Recipe Ingredient
- 15 pieces small round squid (sotong katak)
- Marinade
- 2 tsp fish sauce
- 1 tsp sugar
- 1/2 tsp pepper
- 1 tsp coarsely ground black pepper
- 2 cloves garlic, minced
- Dipping sauce
- 2 coriander roots, scraped and cleaned
- 5 bird´s eye chillies
- 4 cloves garlic, peeled
- 1 tbsp fish sauce
- 3-4 tbsp lime juice
- Pinch of salt
- 1 ½ tbsp sugar or to taste
- Grapefruit Salad
- 1 bunch mint leaves
- 1/4 cucumber, shredded
- 1 red chilli, seeded and julienned
- 1 grapefruit, peeled and segmented
- 1 stalk lemon grass (whiter part only), finely sliced
- 2 kaffir lime leaves, finely sliced
- 3 stalks coriander leaves, coarsely chopped
Instructions
- Clean squids well and toss in marinade.
- Tread squids on to skewers. Heat a barbecue pit or grill, and place the squids on it to grill until just cooked through.

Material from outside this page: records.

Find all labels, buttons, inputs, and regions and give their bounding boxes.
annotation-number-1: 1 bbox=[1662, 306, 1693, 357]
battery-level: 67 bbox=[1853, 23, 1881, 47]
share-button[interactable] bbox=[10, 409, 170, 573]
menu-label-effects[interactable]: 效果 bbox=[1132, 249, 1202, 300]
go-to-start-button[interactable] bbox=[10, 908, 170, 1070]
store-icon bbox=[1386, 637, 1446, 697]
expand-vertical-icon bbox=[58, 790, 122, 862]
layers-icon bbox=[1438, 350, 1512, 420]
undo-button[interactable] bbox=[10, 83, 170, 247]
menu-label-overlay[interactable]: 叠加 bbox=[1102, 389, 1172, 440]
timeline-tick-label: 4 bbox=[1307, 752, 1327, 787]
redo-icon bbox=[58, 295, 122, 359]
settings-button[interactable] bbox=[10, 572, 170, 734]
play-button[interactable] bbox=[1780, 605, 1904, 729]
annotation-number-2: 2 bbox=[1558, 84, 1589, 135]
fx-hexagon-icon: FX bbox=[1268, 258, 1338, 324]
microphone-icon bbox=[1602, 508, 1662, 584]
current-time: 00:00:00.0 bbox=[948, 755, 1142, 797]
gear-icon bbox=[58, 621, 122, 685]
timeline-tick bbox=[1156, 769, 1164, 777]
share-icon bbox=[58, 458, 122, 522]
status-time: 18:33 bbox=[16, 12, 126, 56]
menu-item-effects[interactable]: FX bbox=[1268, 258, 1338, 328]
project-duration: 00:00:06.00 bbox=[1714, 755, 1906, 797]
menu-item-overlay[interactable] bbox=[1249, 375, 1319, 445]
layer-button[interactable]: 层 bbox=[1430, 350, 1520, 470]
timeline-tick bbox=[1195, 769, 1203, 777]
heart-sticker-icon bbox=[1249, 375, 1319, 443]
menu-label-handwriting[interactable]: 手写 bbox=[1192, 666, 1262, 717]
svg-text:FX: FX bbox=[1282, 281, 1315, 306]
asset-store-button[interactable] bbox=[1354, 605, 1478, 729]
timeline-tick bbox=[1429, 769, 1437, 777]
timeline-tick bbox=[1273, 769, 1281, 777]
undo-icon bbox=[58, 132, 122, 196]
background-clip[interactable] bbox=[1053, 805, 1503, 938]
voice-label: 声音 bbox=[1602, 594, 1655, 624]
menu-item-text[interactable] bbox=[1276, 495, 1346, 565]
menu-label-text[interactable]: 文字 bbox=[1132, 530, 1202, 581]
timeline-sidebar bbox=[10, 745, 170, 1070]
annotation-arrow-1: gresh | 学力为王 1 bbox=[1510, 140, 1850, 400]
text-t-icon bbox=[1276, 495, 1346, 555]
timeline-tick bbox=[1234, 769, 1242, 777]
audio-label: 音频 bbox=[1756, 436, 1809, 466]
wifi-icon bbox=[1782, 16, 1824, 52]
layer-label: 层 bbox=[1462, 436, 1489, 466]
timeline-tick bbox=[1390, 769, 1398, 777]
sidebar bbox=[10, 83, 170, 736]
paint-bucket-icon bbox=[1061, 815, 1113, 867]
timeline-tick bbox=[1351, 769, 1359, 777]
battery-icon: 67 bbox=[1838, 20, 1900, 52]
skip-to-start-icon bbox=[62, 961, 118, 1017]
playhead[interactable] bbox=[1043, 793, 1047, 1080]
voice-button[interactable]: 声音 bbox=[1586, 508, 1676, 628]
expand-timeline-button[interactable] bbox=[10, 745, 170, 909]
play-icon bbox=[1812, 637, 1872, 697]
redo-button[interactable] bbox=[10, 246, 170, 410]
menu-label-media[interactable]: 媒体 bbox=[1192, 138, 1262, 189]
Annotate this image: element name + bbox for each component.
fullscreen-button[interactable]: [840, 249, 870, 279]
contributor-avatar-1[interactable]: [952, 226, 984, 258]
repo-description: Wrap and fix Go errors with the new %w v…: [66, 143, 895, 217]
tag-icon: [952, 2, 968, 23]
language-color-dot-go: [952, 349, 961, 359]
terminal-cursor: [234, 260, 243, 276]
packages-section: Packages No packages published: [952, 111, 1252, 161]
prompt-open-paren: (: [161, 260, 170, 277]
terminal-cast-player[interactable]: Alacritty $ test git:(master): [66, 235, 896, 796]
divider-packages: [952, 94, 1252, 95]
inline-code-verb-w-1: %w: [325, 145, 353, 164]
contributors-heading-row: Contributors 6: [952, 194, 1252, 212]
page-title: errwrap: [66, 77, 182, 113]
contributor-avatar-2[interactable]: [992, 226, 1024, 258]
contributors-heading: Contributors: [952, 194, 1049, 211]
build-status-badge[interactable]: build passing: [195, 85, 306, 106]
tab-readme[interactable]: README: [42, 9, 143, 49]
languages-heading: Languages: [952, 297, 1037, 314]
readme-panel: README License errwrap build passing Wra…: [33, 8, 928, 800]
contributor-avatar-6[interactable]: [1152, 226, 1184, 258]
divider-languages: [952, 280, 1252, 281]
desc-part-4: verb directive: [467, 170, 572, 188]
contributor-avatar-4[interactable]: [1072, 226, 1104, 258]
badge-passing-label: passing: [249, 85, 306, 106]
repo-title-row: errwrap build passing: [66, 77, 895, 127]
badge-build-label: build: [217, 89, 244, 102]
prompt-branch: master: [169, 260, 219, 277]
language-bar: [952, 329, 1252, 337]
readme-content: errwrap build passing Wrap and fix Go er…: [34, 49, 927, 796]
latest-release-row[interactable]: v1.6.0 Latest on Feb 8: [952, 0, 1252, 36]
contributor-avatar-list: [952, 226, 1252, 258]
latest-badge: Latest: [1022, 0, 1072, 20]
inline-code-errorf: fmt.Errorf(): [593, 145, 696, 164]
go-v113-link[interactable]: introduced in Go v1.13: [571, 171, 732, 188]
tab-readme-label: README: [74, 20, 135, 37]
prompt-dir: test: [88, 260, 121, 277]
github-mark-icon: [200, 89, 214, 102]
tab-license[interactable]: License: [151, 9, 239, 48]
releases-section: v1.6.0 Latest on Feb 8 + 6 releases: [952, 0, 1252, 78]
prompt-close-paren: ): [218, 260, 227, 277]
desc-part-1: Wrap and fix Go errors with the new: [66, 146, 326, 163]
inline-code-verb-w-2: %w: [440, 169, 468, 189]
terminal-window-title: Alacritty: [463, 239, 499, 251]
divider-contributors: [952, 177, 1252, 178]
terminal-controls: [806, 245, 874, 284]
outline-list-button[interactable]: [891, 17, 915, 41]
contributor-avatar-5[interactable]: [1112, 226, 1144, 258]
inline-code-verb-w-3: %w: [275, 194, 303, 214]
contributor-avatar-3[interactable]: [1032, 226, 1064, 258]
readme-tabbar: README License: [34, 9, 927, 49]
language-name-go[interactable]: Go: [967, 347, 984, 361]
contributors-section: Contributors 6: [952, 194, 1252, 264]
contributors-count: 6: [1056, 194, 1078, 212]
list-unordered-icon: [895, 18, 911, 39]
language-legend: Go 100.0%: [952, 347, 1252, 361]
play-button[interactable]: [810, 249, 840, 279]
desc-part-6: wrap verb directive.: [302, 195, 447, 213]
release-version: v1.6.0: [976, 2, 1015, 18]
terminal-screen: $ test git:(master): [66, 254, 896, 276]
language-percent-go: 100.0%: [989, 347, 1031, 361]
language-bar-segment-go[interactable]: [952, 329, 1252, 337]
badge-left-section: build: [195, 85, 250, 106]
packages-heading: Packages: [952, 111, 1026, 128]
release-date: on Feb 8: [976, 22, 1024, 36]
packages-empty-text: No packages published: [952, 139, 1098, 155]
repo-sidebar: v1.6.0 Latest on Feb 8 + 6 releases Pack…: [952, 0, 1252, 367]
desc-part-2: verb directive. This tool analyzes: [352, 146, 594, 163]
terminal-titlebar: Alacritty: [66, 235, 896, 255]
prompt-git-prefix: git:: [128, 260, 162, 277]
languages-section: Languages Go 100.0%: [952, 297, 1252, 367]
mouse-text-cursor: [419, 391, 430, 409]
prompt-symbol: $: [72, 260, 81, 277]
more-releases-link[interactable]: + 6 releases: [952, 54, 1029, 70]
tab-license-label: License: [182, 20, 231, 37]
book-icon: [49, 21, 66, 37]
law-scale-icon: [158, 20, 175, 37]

- Place the squids in a mixing bowl, and add grapefruit salad ingredients. Toss ingredients to mix well, then place on a serving plate. Drizzle dipping sauce over it.
- To make the dipping sauce: Blend bird´s eye chillies, coriander roots and garlic in a food processor until paste-like. Add salt, sugar, lime juice and fish sauce to taste.